Le Danemark vient de produire 140 % de sa demande d’électricité grâce à l’énergie éolienne

Lors d’une journée particulièrement venteuse la semaine dernière, les parcs éoliens danois ont produit entre 116 et 140 % des besoins nationaux en électricité, alors qu’ils ne fonctionnaient même pas au maximum de leur capacité de 4,8 GW à ce moment-là. L’Allemagne et la Norvège se sont partagées 80 % de l’excédent, tandis que la Suède a obtenu 20 % du butin, ce qui montre à quel point les combustibles fossiles peuvent être superflus si les gouvernements s’engagent en faveur des sources d’énergie renouvelables.

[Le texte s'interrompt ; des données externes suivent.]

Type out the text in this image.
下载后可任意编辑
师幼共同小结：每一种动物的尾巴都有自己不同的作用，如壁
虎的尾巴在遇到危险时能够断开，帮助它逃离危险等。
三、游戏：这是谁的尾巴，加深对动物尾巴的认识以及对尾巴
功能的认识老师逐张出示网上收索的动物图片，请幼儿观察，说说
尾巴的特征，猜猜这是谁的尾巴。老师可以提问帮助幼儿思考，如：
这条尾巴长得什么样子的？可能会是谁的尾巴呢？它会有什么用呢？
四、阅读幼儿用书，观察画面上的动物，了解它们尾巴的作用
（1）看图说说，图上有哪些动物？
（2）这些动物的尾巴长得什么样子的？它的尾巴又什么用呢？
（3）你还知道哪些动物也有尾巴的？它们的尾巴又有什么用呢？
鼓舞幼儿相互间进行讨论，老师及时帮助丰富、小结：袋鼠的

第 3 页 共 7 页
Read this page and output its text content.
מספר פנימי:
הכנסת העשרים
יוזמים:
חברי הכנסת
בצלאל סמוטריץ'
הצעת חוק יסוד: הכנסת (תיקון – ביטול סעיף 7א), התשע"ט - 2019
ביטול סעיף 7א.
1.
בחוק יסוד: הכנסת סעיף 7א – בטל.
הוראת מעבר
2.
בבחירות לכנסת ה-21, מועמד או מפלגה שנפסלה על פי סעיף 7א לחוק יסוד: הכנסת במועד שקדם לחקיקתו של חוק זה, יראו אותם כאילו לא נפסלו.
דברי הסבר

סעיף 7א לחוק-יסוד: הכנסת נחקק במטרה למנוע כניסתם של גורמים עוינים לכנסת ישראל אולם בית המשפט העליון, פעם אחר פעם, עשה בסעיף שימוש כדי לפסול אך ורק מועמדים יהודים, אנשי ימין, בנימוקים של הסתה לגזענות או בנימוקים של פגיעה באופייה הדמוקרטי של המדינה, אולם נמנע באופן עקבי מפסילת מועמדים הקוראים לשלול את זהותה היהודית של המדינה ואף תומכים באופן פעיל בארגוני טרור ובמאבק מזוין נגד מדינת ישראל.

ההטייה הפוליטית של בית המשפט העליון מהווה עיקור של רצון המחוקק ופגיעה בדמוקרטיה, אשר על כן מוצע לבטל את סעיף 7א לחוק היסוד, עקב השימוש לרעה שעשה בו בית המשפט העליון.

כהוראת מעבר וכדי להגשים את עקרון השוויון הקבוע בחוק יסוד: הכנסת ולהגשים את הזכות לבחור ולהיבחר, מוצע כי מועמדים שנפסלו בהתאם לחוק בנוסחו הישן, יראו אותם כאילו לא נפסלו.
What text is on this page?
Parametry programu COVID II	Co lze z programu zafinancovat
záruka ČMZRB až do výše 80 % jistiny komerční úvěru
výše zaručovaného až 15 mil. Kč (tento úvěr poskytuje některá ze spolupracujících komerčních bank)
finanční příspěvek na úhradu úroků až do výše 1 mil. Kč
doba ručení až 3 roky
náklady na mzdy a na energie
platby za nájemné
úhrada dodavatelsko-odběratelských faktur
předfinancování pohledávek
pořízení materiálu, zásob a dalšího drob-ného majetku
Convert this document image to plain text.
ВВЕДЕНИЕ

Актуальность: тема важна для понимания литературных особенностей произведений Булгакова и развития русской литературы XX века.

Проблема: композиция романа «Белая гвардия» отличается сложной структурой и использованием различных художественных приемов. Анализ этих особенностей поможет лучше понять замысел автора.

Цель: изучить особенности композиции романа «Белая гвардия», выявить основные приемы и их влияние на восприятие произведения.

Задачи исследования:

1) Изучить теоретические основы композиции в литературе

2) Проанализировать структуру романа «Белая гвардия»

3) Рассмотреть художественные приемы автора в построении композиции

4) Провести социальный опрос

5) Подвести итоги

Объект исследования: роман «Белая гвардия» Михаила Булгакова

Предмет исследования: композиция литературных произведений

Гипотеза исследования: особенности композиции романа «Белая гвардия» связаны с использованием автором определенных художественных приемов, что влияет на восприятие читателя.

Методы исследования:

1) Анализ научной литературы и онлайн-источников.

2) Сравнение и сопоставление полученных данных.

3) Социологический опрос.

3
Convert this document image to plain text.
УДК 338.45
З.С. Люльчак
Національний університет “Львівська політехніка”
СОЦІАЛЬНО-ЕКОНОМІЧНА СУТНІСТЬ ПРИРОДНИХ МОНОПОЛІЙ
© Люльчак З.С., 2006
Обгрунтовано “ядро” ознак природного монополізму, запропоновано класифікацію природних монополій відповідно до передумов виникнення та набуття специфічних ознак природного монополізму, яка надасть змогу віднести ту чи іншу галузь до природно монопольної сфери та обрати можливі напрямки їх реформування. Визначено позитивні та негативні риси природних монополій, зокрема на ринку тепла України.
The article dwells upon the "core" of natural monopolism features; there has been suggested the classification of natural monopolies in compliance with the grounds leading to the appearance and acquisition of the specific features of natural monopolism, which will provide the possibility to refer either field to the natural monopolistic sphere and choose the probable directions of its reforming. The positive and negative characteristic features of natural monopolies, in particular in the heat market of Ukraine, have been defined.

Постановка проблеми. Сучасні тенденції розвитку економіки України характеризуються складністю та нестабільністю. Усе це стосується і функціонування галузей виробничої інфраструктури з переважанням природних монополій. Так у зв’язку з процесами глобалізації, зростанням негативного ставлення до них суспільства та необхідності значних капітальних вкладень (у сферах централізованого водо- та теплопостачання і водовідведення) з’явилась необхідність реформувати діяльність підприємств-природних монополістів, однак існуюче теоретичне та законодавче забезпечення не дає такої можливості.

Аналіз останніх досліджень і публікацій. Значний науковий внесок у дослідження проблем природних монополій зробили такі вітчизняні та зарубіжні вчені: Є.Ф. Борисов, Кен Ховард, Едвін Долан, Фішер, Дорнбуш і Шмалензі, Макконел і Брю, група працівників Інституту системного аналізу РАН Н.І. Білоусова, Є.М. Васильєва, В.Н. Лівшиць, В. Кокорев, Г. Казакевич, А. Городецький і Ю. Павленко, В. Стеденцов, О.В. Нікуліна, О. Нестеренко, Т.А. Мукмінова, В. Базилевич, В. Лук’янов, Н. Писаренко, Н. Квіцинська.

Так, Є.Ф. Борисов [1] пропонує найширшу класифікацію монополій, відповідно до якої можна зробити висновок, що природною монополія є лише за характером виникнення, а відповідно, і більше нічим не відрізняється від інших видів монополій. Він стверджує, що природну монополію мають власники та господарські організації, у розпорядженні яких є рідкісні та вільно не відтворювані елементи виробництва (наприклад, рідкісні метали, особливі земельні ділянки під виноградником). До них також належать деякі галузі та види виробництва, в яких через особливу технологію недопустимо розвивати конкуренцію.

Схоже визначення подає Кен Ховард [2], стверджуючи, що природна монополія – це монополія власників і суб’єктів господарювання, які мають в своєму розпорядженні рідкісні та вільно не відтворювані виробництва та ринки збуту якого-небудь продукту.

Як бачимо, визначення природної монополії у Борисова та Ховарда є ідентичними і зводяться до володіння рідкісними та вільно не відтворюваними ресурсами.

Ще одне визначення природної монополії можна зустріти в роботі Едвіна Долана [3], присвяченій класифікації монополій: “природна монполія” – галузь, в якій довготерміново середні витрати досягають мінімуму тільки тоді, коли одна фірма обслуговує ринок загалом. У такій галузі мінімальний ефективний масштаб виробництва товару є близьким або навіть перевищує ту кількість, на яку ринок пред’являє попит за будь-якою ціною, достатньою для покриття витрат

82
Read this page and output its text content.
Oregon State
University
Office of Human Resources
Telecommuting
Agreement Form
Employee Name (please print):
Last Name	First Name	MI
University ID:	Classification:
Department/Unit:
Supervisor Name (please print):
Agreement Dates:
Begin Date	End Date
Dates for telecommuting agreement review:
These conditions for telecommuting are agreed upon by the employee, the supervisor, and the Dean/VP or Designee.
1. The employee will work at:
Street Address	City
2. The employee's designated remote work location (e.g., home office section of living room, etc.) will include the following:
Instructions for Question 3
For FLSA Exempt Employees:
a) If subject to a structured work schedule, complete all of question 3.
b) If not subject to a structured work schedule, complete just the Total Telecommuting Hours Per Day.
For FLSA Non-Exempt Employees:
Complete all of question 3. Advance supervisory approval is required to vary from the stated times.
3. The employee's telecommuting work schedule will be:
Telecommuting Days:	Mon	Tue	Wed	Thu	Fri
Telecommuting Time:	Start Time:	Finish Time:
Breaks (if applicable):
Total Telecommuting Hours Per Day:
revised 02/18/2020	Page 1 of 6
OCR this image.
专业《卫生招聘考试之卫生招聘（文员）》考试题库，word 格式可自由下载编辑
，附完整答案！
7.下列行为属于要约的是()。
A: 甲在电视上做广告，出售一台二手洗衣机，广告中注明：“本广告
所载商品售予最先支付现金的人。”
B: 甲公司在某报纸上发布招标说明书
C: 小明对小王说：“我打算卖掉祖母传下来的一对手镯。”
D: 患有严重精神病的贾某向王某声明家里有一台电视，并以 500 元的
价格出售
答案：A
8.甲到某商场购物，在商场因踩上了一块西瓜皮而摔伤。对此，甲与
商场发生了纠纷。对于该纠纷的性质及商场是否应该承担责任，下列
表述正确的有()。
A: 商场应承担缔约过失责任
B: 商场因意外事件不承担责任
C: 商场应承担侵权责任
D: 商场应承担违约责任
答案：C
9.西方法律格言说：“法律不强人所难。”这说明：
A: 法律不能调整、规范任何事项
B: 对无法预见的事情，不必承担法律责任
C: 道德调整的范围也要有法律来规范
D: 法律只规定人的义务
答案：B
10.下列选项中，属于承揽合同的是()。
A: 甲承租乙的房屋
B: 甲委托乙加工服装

“Cela montre qu’un monde alimenté à 100 % par des énergies renouvelables n’est pas une utopie”, a déclaré Oliver Joy, de l’Association européenne de l’énergie éolienne, dans un communiqué. “L’énergie éolienne et les énergies renouvelables peuvent être une solution à la décarbonisation – et aussi à la sécurité de l’approvisionnement en période de forte demande.”

Le Danemark défend depuis longtemps les avantages de l’énergie éolienne. L’année dernière, il a réussi à produire 39,1 % de ses besoins nationaux en électricité à partir de l’énergie éolienne, ce qui constitue un record. La semaine dernière, il a réalisé un exploit encore plus grand : un record de 140 % de ses besoins nationaux en électricité, aidé en cela par des conditions météorologiques étonnamment sévères.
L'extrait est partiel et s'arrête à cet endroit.